Bitature run to court through his lawyers Muwema & Co. Advocates on behalf of Simba telecom, Linda properties and Elgon Terrace to halt Vantage from proceeding with any legal action in a case of fraud they had filed in the Buganda Road Chief Magistrate’s Court on grounds that it was tantamount to contempt of court order.
Simba Properties Investments Co. Limited borrowed $10million from Vantage to finance their real estate business including Skyz Hotel in December 2014.
They were supposed to start paying back the interest but until now, they have paid neither the interest nor the principal. The loan has since grown to US$34million.
As security for the loan, they offered their shares in Linda Properties Limited, Elgon Terrace Limited, and Simba Properties Investments Co. Limited and Simba Telecom Limited. The agreement also prohibited the transfer or change of the charged shareholding in the Simba Companies.

However, the two reportedly changed the shareholding allegedly with the view of defrauding Vantage.
Following this, Vantage and six others including its lawyers dragged Bitature and his wife Carol to Court for fraudulently changing the shareholding of the above companies contrary their loan agreement .The criminal proceedings before Buganda Road Magistrate’s Court state that.
However, Bitature went to the commercial court to block the Vantage case from proceeding on grounds that both parties were already solving their disputes through negotiation as per a high court ruling. The High Court had previously ruled that it had no jurisdiction to hear the conflict due to a negotiation clause in the loan agreement.
Bitature therefore argued that Vantage was going against the court ruling.
But in his ruling, , High Court judge Steven Mubiru dismissed Bitature’s petition with costs to his lawyer Fred Mwema of Muwema & Co. Advocates for misleading their client.
Justice Mubiru said for anybody to apply for interim orders stopping a lower court from proceeding with a matter they must have a properly filed suit before the lower court. He argued such an injunction aims to preserve the status quo by preventing one party from committing, repeating, or continuing a wrongful act prior to the trial.

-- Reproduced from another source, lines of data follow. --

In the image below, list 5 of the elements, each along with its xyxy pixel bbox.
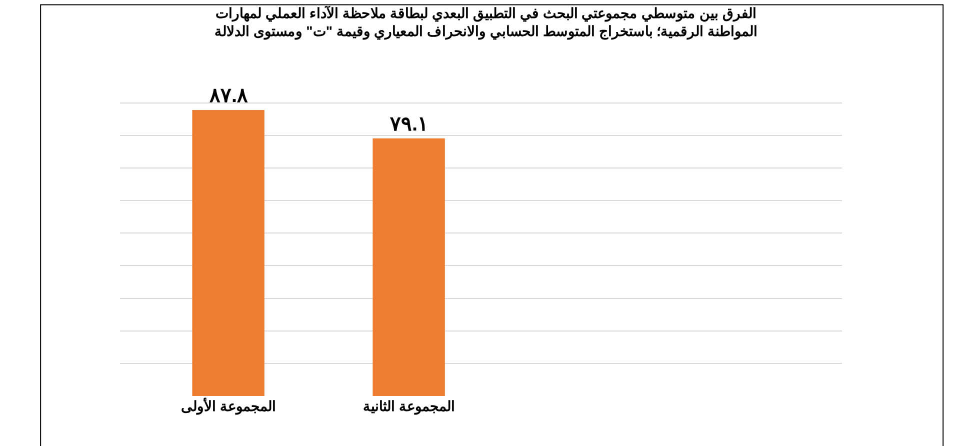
data-label: ٨٧.٨ bbox=[208, 85, 248, 108]
x-tick-label: المجموعة الثانية bbox=[362, 398, 455, 415]
data-label: ٧٩.١ bbox=[389, 113, 429, 136]
x-tick-label: المجموعة الأولى bbox=[180, 397, 276, 415]
chart-title: الفرق بين متوسطي مجموعتي البحث في التطبيق البعدي لبطاقة ملاحظة الآداء العملي لمهارات المواطنة الرقمية؛ باستخراج المتوسط الحسابي والانحراف المعياري وقيمة "ت" ومستوى الدلالة bbox=[214, 4, 758, 40]
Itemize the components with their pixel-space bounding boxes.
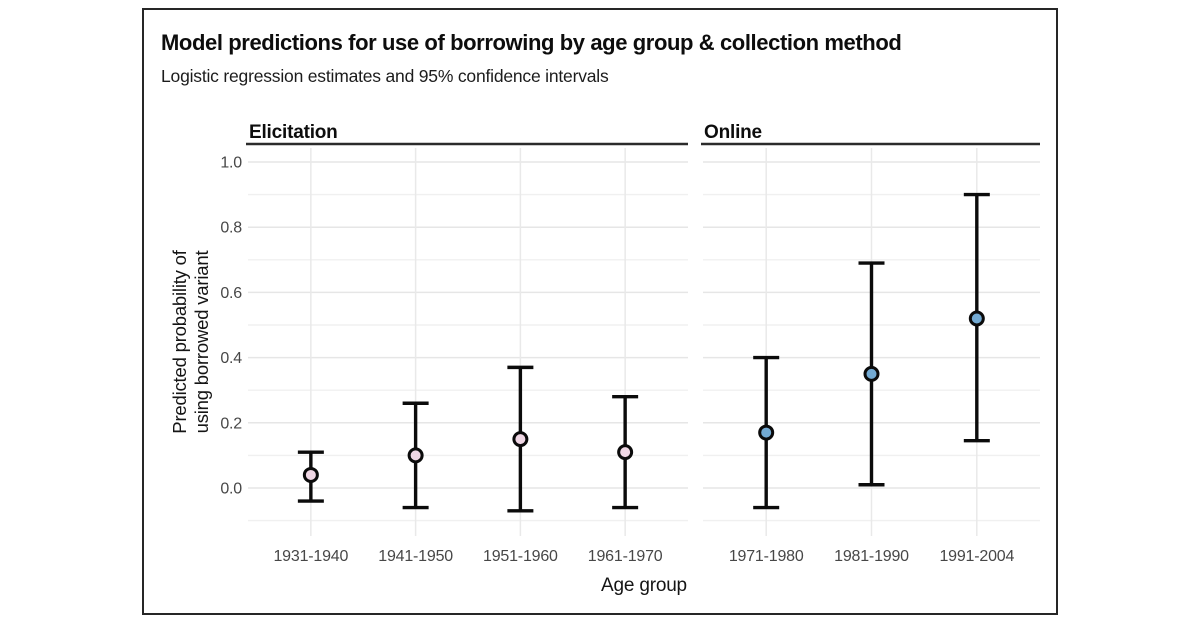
y-tick-label: 1.0 <box>220 155 242 172</box>
chart-subtitle: Logistic regression estimates and 95% co… <box>161 66 609 86</box>
x-tick-label: 1931-1940 <box>273 548 348 565</box>
y-tick-label: 0.4 <box>220 350 242 367</box>
x-tick-label: 1971-1980 <box>729 548 804 565</box>
point-estimate <box>512 431 529 448</box>
point-estimate <box>617 444 634 461</box>
chart-title: Model predictions for use of borrowing b… <box>161 30 902 55</box>
point-estimate <box>302 466 319 483</box>
point-estimate <box>968 310 985 327</box>
y-axis-title-line: Predicted probability of <box>169 249 190 433</box>
x-tick-label: 1961-1970 <box>588 548 663 565</box>
y-tick-label: 0.2 <box>220 415 242 432</box>
x-tick-label: 1991-2004 <box>939 548 1014 565</box>
point-estimate <box>758 424 775 441</box>
chart-canvas: Elicitation 1931-1940 1941-1950 1951-1960 19… <box>169 122 1040 596</box>
point-estimate <box>407 447 424 464</box>
facet-label: Online <box>704 122 762 143</box>
y-tick-label: 0.0 <box>220 481 242 498</box>
x-tick-label: 1951-1960 <box>483 548 558 565</box>
y-tick-label: 0.6 <box>220 285 242 302</box>
facet-label: Elicitation <box>249 122 338 143</box>
x-tick-label: 1981-1990 <box>834 548 909 565</box>
y-axis-title-line: using borrowed variant <box>191 251 212 434</box>
y-tick-label: 0.8 <box>220 220 242 237</box>
point-estimate <box>863 365 880 382</box>
x-tick-label: 1941-1950 <box>378 548 453 565</box>
figure-border: Model predictions for use of borrowing b… <box>142 8 1058 615</box>
x-axis-title: Age group <box>601 575 687 596</box>
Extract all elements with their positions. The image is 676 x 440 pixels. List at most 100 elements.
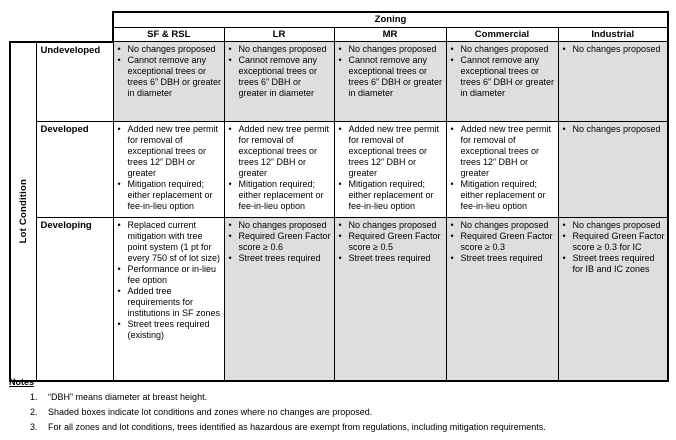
bullet-icon: • xyxy=(450,252,454,263)
bullet-item: • Mitigation required; either replacement… xyxy=(336,179,444,212)
bullet-icon: • xyxy=(117,123,121,134)
bullet-text: Street trees required (existing) xyxy=(127,318,210,340)
bullet-icon: • xyxy=(338,55,342,65)
bullet-list: • No changes proposed • Required Green Fact… xyxy=(447,218,558,266)
zone-column-header: Commercial xyxy=(445,27,559,42)
bullet-item: • Replaced current mitigation with tree p… xyxy=(115,220,222,264)
bullet-text: Replaced current mitigation with tree po… xyxy=(127,219,221,263)
bullet-item: • Added new tree permit for removal of ex… xyxy=(115,124,222,179)
bullet-item: • Cannot remove any exceptional trees or … xyxy=(448,55,556,99)
bullet-item: • Street trees required xyxy=(336,253,444,264)
note-item: 2. Shaded boxes indicate lot conditions a… xyxy=(9,407,669,418)
bullet-list: • Added new tree permit for removal of ex… xyxy=(447,122,558,214)
zoning-header: Zoning xyxy=(112,11,669,28)
corner-spacer xyxy=(10,28,113,42)
bullet-item: • No changes proposed xyxy=(336,220,444,231)
bullet-icon: • xyxy=(562,44,566,54)
bullet-list: • Added new tree permit for removal of ex… xyxy=(114,122,224,214)
bullet-text: Performance or in-lieu fee option xyxy=(127,263,217,285)
bullet-list: • No changes proposed xyxy=(559,122,668,137)
bullet-item: • Street trees required for IB and IC zon… xyxy=(560,253,666,275)
bullet-icon: • xyxy=(228,123,232,134)
bullet-icon: • xyxy=(117,178,121,189)
bullet-icon: • xyxy=(117,263,121,274)
table-cell: • Added new tree permit for removal of ex… xyxy=(333,120,447,218)
bullet-icon: • xyxy=(562,230,566,241)
note-item: 3. For all zones and lot conditions, tree… xyxy=(9,422,669,433)
bullet-list: • No changes proposed • Cannot remove any e… xyxy=(114,42,224,101)
bullet-text: Added new tree permit for removal of exc… xyxy=(460,123,552,178)
bullet-icon: • xyxy=(338,44,342,54)
bullet-icon: • xyxy=(562,252,566,263)
bullet-icon: • xyxy=(450,230,454,241)
bullet-item: • Mitigation required; either replacement… xyxy=(115,179,222,212)
bullet-text: Required Green Factor score ≥ 0.5 xyxy=(348,230,441,252)
table-cell: • No changes proposed • Required Green Fact… xyxy=(445,216,559,382)
bullet-icon: • xyxy=(562,123,566,134)
bullet-icon: • xyxy=(450,178,454,189)
bullet-text: Required Green Factor score ≥ 0.3 xyxy=(460,230,553,252)
bullet-text: Street trees required xyxy=(238,252,321,263)
bullet-list: • Added new tree permit for removal of ex… xyxy=(335,122,446,214)
bullet-text: No changes proposed xyxy=(460,44,549,54)
bullet-item: • Mitigation required; either replacement… xyxy=(226,179,332,212)
table-cell: • No changes proposed • Required Green Fact… xyxy=(223,216,335,382)
bullet-icon: • xyxy=(117,44,121,54)
bullet-text: Street trees required xyxy=(348,252,431,263)
table-cell: • No changes proposed • Cannot remove any e… xyxy=(333,41,447,122)
notes-list: 1. “DBH” means diameter at breast height.… xyxy=(9,392,669,433)
bullet-item: • Street trees required xyxy=(226,253,332,264)
note-text: Shaded boxes indicate lot conditions and… xyxy=(48,407,373,417)
bullet-item: • No changes proposed xyxy=(115,44,222,55)
bullet-list: • Added new tree permit for removal of ex… xyxy=(225,122,334,214)
bullet-list: • No changes proposed • Cannot remove any e… xyxy=(447,42,558,101)
bullet-icon: • xyxy=(117,285,121,296)
table-cell: • No changes proposed • Cannot remove any e… xyxy=(445,41,559,122)
table-cell: • No changes proposed • Cannot remove any e… xyxy=(223,41,335,122)
bullet-icon: • xyxy=(338,252,342,263)
table-cell: • No changes proposed xyxy=(557,120,669,218)
bullet-text: Added new tree permit for removal of exc… xyxy=(127,123,219,178)
bullet-text: Cannot remove any exceptional trees or t… xyxy=(238,55,318,98)
bullet-icon: • xyxy=(228,178,232,189)
zoning-table: Zoning SF & RSL LR MR Commercial Industrial Lo… xyxy=(9,11,669,382)
bullet-item: • Street trees required (existing) xyxy=(115,319,222,341)
bullet-text: Added new tree permit for removal of exc… xyxy=(238,123,330,178)
lot-condition-header: Lot Condition xyxy=(17,178,29,244)
bullet-item: • No changes proposed xyxy=(560,124,666,135)
bullet-item: • Mitigation required; either replacement… xyxy=(448,179,556,212)
table-cell: • No changes proposed xyxy=(557,41,669,122)
bullet-item: • No changes proposed xyxy=(448,44,556,55)
bullet-text: No changes proposed xyxy=(238,44,327,54)
note-item: 1. “DBH” means diameter at breast height. xyxy=(9,392,669,403)
bullet-icon: • xyxy=(338,178,342,189)
bullet-icon: • xyxy=(117,219,121,230)
bullet-text: Mitigation required; either replacement … xyxy=(127,178,213,211)
note-text: For all zones and lot conditions, trees … xyxy=(48,422,546,432)
bullet-text: Required Green Factor score ≥ 0.3 for IC xyxy=(572,230,665,252)
bullet-item: • Added new tree permit for removal of ex… xyxy=(226,124,332,179)
bullet-text: Cannot remove any exceptional trees or t… xyxy=(460,55,555,98)
bullet-item: • Required Green Factor score ≥ 0.5 xyxy=(336,231,444,253)
bullet-list: • No changes proposed • Required Green Fact… xyxy=(335,218,446,266)
bullet-text: No changes proposed xyxy=(460,219,549,230)
bullet-icon: • xyxy=(338,123,342,134)
bullet-item: • No changes proposed xyxy=(336,44,444,55)
corner-spacer xyxy=(10,12,113,28)
bullet-icon: • xyxy=(338,219,342,230)
bullet-item: • Required Green Factor score ≥ 0.6 xyxy=(226,231,332,253)
bullet-text: Added tree requirements for institutions… xyxy=(127,285,221,318)
bullet-text: No changes proposed xyxy=(127,44,216,54)
table-cell: • Added new tree permit for removal of ex… xyxy=(223,120,335,218)
bullet-text: Mitigation required; either replacement … xyxy=(348,178,434,211)
note-number: 1. xyxy=(30,392,38,402)
bullet-list: • No changes proposed xyxy=(559,42,668,57)
bullet-icon: • xyxy=(228,252,232,263)
bullet-icon: • xyxy=(228,55,232,65)
bullet-text: Cannot remove any exceptional trees or t… xyxy=(127,55,222,98)
bullet-list: • No changes proposed • Cannot remove any e… xyxy=(225,42,334,101)
bullet-item: • Performance or in-lieu fee option xyxy=(115,264,222,286)
bullet-text: Mitigation required; either replacement … xyxy=(238,178,324,211)
bullet-item: • Required Green Factor score ≥ 0.3 xyxy=(448,231,556,253)
notes-title: Notes xyxy=(9,377,35,387)
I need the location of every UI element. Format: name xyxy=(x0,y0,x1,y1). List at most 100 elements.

“The application catastrophically lacks a legal basis. Consequently, the application is hereby dismissed. There must be a subsisting suit pending before the court, from which the application is sought, that forms the basis from which the interlocutory application arises.The affidavit in support of the application cites Miscellaneous Application No. 408 of 2022 as the pending application for contempt of court order to issue against the respondents. Examination of the Electronic Court Case Management Information System (ECCMIS) of this court reveals that both at the time of hearing and at the time of writing this ruling, no such application has been registered.” He said
He further blamed Bitature’s lawyer for misleading court and their client on a matter they know is not true.
“An advocate should not be held to have acted unreasonably simply because he or she acted for a client who has a bad case, but it would be quite different if the advocate gives his or her assistance to proceedings that are an abuse of process. I find that in filing this application, the advocates’ default rises to a “rare and exceptional The legal costs and time wasted in this litigation could have been avoided entirely if the applicants’ advocates had discharged their duties to the expected minimum standards of professional competence. He said
The battle between both companies started with an advert to auction some of Bitature’s properties if he failed to pay his creditors in 30 days.
Bitature contended that the advert was malicious and aimed at tarnishing his good name.
Through his lawyers , Bitature run to court arguing that Vantage had no legal claim over Bitature because high court had ruled that the company had no legal basis in Uganda to sue or be sued because it was not registered.